A vida reserva surpresas que a própria surpresa desconhece. Às vezes você se depara com cenas que, de tão surreais,  parecem extraídas de um filme de Buñuel. Mas não era o cineasta espanhol que estava ali na figura daquele homem alto, magro, barbudo e com andar sincopado. Era apenas um andante de rua, sem eira e nem beira, mas certamente com um coração do tamanho daquele prédio que um dia foi o Cine Maringá e hoje é um templo da Igreja Universal do reino do “deus” Edir Macedo.

Sempre que passo por ali no final da tarde, vejo aquele senhor sentado na calçada e com as costas apoiadas na banca de revistas. Com o aproximar das pessoas que ele parece imaginar terem dinheiro no bolso, estende a mão e suplica com voz rouca: “Tem aí umas moedas para eu poder comer? Tô com fome”. Raramente alguém dá, uns por alimentarem a concepção gonzagueana de que “a esmola a um homem que é são, ou lhe mata de vergonha ou vicia o cidadão”;  outros por seguirem a recomendação dos órgãos de assistência social para não dar esmolas e outros tantos,  por avareza mesmo.

Fico com os conselhos do velho  Lua. Ou melhor, ficava, porque depois de ver aquele homem se aproximar de um paraplégico que, como ele, pedia esmola naquele quarteirão, tirar da algibeira  uma nota de R$ 5,00 e colocar na cumbuca do colega desafortunado, confesso que balancei. Claro que minha consciência segue inabalável, mas desde então coloquei nas mãos de Deus a reavaliação de alguns conceitos pessoais que hoje “varrumam” as minhas ideias.

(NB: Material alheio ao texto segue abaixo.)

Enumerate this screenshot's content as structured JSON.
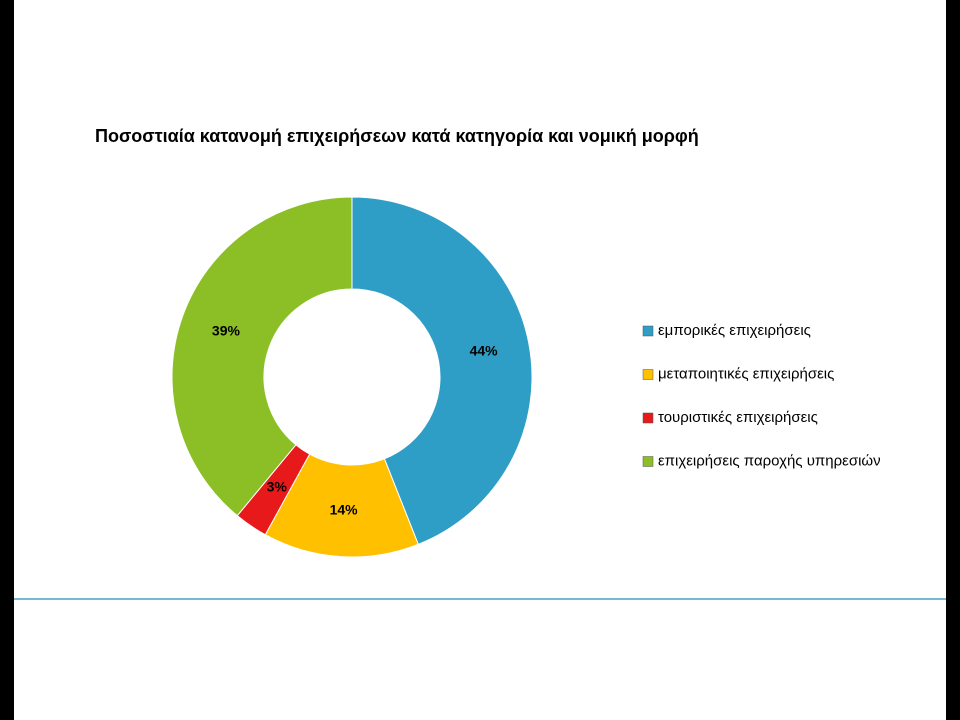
{
  "chart_data": {
    "type": "doughnut",
    "title": "Ποσοστιαία κατανομή επιχειρήσεων κατά κατηγορία και νομική μορφή",
    "categories": [
      "εμπορικές επιχειρήσεις",
      "μεταποιητικές επιχειρήσεις",
      "τουριστικές επιχειρήσεις",
      "επιχειρήσεις παροχής υπηρεσιών"
    ],
    "values": [
      44,
      14,
      3,
      39
    ],
    "value_labels": [
      "44%",
      "14%",
      "3%",
      "39%"
    ],
    "colors": [
      "#2f9ec6",
      "#ffc000",
      "#e8191b",
      "#8cbf26"
    ],
    "legend": "right"
  }
}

Um deles é este de não dar esmola, para nem matar de vergonha e nem viciar o cidadão. A conclusão a que estou chegando é que em alguns casos fica difícil negar ajuda de centavos (é o que eles pedem) a quem luta desesperadamente para matar a fome. Um amigo meu sustenta que nem todos estão realmente com fome e usam o que ganham na rua para comer. Muitos comprarão droga ou, na maioria dos casos, uma garrafinha de aguardente.

Existe uma lenda (não pode ser outra coisa) de que alguns acabam fazendo seu “pé de meia” com os trocados que ganham na rua, hora sim e hora também. Para esses, valeria  a segunda parte do verso cantado por Luiz Gonzaga: “...vicia o cidadão”.

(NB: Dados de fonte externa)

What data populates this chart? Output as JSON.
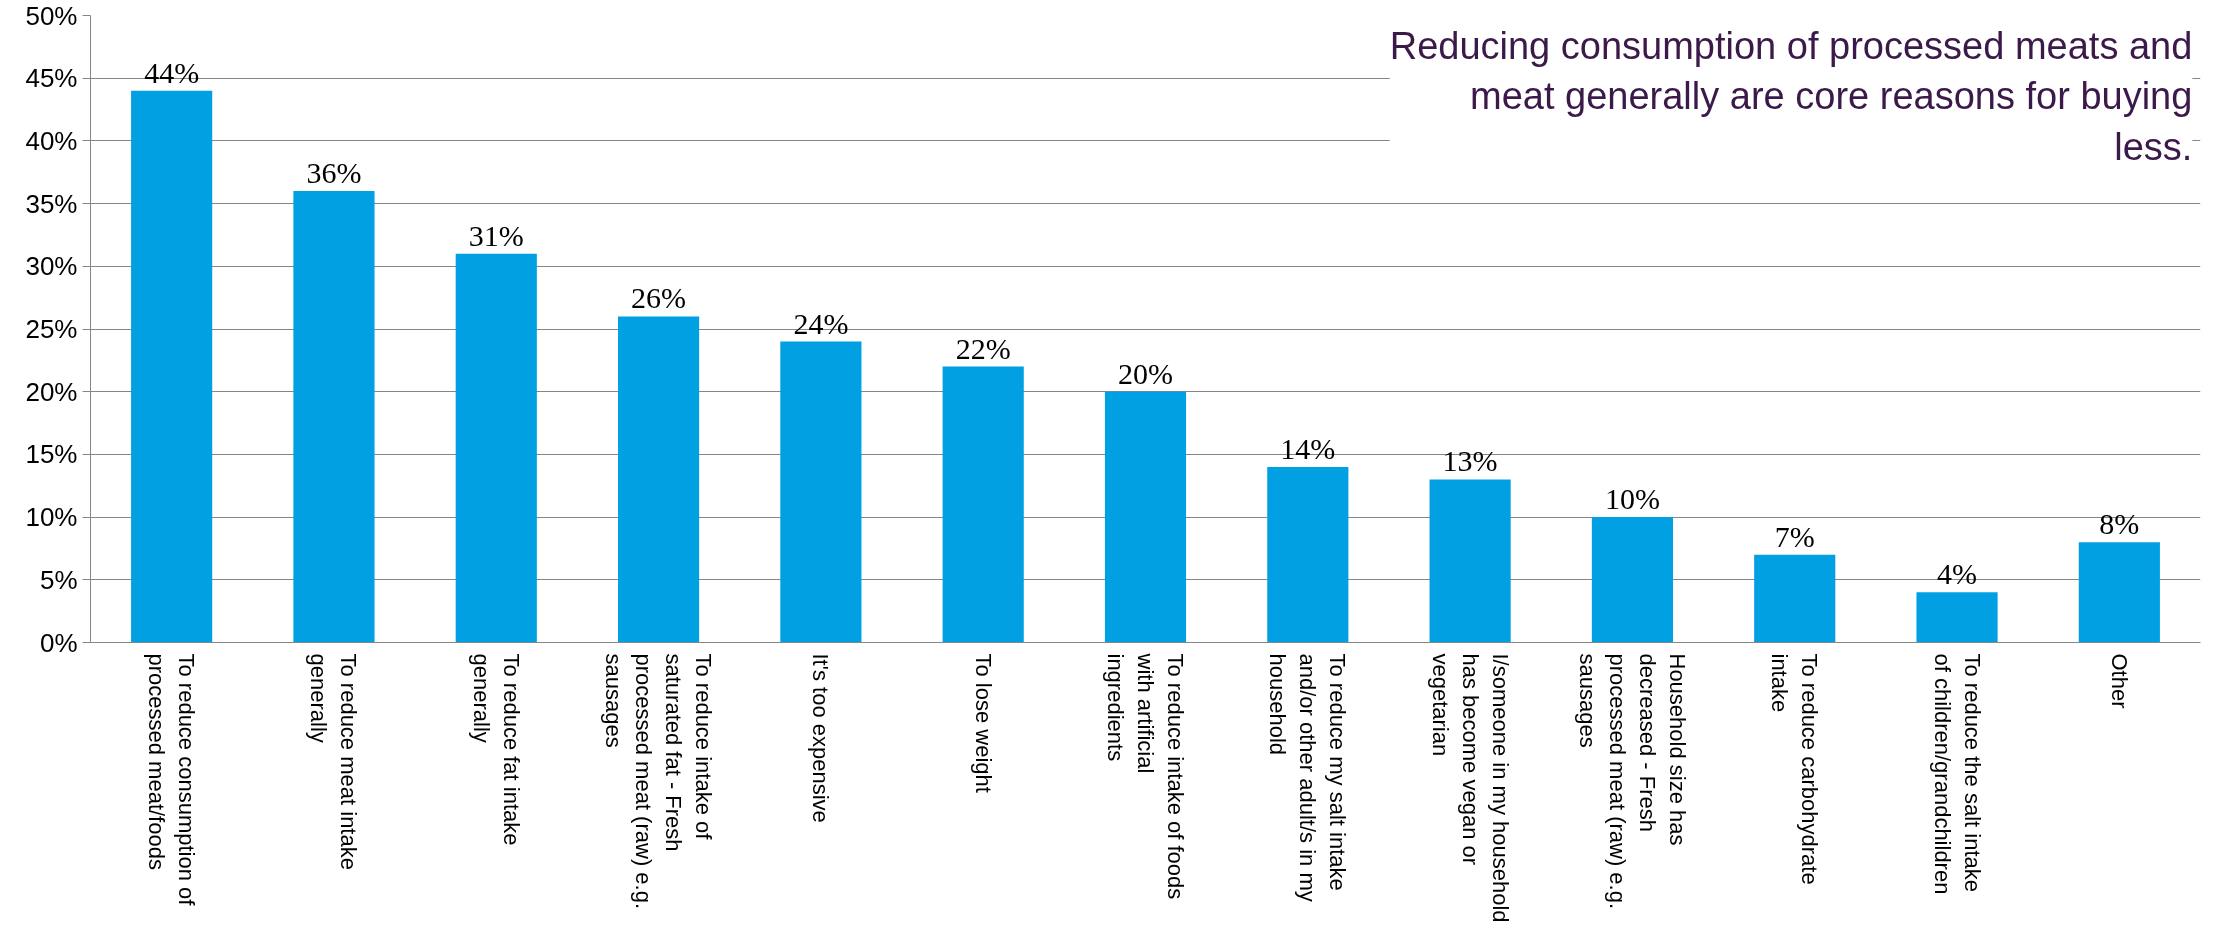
{
  "chart_data": {
    "type": "bar",
    "title": "Reducing consumption of processed meats and meat generally are core reasons for buying less.",
    "categories": [
      "To reduce consumption of processed meat/foods",
      "To reduce meat intake generally",
      "To reduce fat intake generally",
      "To reduce intake of saturated fat - Fresh processed meat (raw) e.g. sausages",
      "It's too expensive",
      "To lose weight",
      "To reduce intake of foods with artificial ingredients",
      "To reduce my salt intake and/or other adult/s in my household",
      "I/someone in my household has become vegan or vegetarian",
      "Household size has decreased - Fresh processed meat (raw) e.g. sausages",
      "To reduce carbohydrate intake",
      "To reduce the salt intake of children/grandchildren",
      "Other"
    ],
    "values": [
      44,
      36,
      31,
      26,
      24,
      22,
      20,
      14,
      13,
      10,
      7,
      4,
      8
    ],
    "value_labels": [
      "44%",
      "36%",
      "31%",
      "26%",
      "24%",
      "22%",
      "20%",
      "14%",
      "13%",
      "10%",
      "7%",
      "4%",
      "8%"
    ],
    "color": "#00a0e3",
    "ylim": [
      0,
      50
    ],
    "yticks": [
      {
        "value": 0,
        "label": "0%"
      },
      {
        "value": 5,
        "label": "5%"
      },
      {
        "value": 10,
        "label": "10%"
      },
      {
        "value": 15,
        "label": "15%"
      },
      {
        "value": 20,
        "label": "20%"
      },
      {
        "value": 25,
        "label": "25%"
      },
      {
        "value": 30,
        "label": "30%"
      },
      {
        "value": 35,
        "label": "35%"
      },
      {
        "value": 40,
        "label": "40%"
      },
      {
        "value": 45,
        "label": "45%"
      },
      {
        "value": 50,
        "label": "50%"
      }
    ],
    "grid": "y"
  }
}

Não, não pretendo ser propagador da esmola e nem defensor desse tipo de generosidade. Enquanto cidadão brasileiro,  profissão esperança, prefiro seguir na minha cruzada de criticas à brutal concentração de renda existente (e persistente) no Brasil. E com igual indignação vendo, sem nada poder fazer, o descaso dos gestores públicos das três esferas de poder  para com os milhões  de miseráveis que perambulam  por ruas, avenidas, praças e vielas.

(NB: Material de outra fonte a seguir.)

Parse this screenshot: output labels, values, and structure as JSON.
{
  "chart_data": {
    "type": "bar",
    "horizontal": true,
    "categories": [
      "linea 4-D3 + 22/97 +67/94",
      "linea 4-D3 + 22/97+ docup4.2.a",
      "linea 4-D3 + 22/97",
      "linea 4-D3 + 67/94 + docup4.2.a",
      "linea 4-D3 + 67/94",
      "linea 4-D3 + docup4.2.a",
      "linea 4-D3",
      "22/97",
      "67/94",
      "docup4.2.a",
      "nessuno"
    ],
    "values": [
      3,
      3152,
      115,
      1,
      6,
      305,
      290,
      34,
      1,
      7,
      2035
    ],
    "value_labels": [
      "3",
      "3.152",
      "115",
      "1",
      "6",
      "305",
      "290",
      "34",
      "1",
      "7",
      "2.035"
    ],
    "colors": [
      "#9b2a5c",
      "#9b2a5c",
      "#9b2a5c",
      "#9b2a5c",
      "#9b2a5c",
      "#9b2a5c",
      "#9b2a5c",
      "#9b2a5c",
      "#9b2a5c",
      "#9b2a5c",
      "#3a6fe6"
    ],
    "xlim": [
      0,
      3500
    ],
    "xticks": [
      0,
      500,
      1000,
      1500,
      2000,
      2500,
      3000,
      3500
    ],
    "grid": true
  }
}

Prefiro, em fim, manter firmes as minhas convicções de que o neoliberalismo pupiniquim  é tão perverso quanto burro. De qualquer forma,  fica a lição do nosso personagem:  solidariedade em estado puro como a desse senhor , mais do que nos comover,   representa um tapa na cara da sociedade.

 

 


Comentários

Décio disse…
Bela reflexão Messias, assim caminha a humanidade.